Case Study. Fearon Hay Architects
Imperial Buildings

Sweeping changes to the Imperial Buildings between Queen St and Fort Lane have revealed the buildings' history and turned what was a drab service lane into one of the Auckland's most celebrated design successes.

  • Jeff Fearon Jeff Fearon
    Fearon Hay
Why open up a private building to the public?

The difficult thing about heritage buildings is that the public, generally, only interact with the facade, while the rest of the building is private. So the introduction of a public laneway through a privately held building was a significant commitment, but given the location of the Imperial Buildings between the High Street & Britomart precincts, it certainly felt like the right kind of gesture.

When maximum leasable floor space is the grail for standard commercial development, what's the incentive for developers to change?

The result is a high-quality character space in a building which offers many, if not more, of the practical features found in a modern building.
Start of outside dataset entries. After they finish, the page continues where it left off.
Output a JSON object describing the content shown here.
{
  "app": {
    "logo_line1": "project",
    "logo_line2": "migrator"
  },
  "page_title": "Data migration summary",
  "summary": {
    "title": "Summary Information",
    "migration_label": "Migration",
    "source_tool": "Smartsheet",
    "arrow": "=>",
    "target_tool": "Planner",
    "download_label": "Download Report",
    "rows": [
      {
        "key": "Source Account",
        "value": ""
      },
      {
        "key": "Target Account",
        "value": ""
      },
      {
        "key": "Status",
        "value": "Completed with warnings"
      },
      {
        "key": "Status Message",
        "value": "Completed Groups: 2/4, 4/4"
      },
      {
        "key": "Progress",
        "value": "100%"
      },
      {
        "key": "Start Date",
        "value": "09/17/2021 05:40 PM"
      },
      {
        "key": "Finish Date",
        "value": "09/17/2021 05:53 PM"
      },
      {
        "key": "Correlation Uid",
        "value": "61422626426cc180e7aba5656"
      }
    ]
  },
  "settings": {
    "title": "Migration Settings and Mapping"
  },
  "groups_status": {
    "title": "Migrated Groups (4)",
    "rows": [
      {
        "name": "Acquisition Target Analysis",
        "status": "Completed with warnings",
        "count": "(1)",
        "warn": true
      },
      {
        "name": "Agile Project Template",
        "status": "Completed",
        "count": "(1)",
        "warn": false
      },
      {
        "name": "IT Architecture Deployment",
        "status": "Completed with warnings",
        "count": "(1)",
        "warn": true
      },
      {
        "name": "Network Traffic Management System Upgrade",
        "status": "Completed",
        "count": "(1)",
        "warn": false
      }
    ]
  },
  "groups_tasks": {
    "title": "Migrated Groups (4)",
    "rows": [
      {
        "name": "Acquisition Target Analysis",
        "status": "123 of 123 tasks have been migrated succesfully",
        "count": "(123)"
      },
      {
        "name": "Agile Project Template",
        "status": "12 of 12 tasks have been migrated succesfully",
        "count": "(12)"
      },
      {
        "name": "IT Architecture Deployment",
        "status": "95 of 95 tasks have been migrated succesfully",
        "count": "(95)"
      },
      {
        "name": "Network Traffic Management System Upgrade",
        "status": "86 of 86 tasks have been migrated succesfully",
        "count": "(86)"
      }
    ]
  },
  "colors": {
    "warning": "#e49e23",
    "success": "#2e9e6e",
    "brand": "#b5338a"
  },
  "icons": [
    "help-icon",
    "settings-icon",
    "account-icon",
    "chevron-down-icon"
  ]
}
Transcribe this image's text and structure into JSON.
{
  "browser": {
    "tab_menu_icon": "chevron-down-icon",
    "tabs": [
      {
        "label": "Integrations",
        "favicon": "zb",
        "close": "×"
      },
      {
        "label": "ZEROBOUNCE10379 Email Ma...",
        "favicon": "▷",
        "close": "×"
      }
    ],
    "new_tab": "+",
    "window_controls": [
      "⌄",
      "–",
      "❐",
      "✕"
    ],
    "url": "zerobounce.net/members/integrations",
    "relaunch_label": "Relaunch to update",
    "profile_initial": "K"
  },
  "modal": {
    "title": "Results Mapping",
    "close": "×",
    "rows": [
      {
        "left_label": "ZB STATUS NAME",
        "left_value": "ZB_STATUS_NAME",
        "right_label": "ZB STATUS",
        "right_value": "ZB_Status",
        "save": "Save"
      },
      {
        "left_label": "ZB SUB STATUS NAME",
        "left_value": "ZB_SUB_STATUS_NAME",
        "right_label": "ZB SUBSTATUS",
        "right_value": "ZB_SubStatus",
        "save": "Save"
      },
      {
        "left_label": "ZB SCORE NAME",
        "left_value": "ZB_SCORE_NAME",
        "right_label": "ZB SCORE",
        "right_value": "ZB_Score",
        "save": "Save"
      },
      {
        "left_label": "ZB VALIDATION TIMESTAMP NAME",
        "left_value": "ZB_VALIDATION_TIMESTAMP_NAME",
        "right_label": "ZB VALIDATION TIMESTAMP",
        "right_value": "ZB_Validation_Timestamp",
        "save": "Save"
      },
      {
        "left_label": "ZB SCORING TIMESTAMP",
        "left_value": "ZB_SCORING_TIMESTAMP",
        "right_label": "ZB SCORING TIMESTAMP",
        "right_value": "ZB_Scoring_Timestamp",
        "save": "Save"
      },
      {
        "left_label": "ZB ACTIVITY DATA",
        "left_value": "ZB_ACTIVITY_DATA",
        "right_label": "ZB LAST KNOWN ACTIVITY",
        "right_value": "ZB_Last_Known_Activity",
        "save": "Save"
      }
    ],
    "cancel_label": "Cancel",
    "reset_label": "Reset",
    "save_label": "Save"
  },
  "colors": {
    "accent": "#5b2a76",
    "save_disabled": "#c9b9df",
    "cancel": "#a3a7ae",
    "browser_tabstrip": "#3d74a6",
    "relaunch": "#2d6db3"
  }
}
The developers have attracted a desirable mix of tenants with a natural fit for this type of space - advertising agencies, economists, recruitment and software developers, designers, luxury brand headquarters, restaurants and a café.

What changes have you seen in Fort Lane since the project opened?

Linking Queen Street & Fort lane has really breathed life into the precinct, with pedestrian traffic in and around Fort Lane increasing more than threefold From what was a neglected and potentially unsafe service way, the addition of lighting, planter boxes and alfresco seating and the personality of the tenants has created a visible and active edge to the area.

The building that backs on to the lane is a scarred, brick and concrete patchwork with exposed pipes and derelict old fittings. Why not clean it up?

It’s important not to sterilize heritage building fabric or turn it into an exhibition or novelty. What excited us about keeping the façade intact was watching it become re-activated through new use and new occupation.

There's a little, accidental garden on the balcony overlooking the lane. It's nice to see it survived the renovation, I really like it. What are your favourite bits of the building?

Glad someone noticed - we were pretty adamant that it was saved. It’s hard to pick a favorite moment but we’re excited about the basement tenancies coming to life.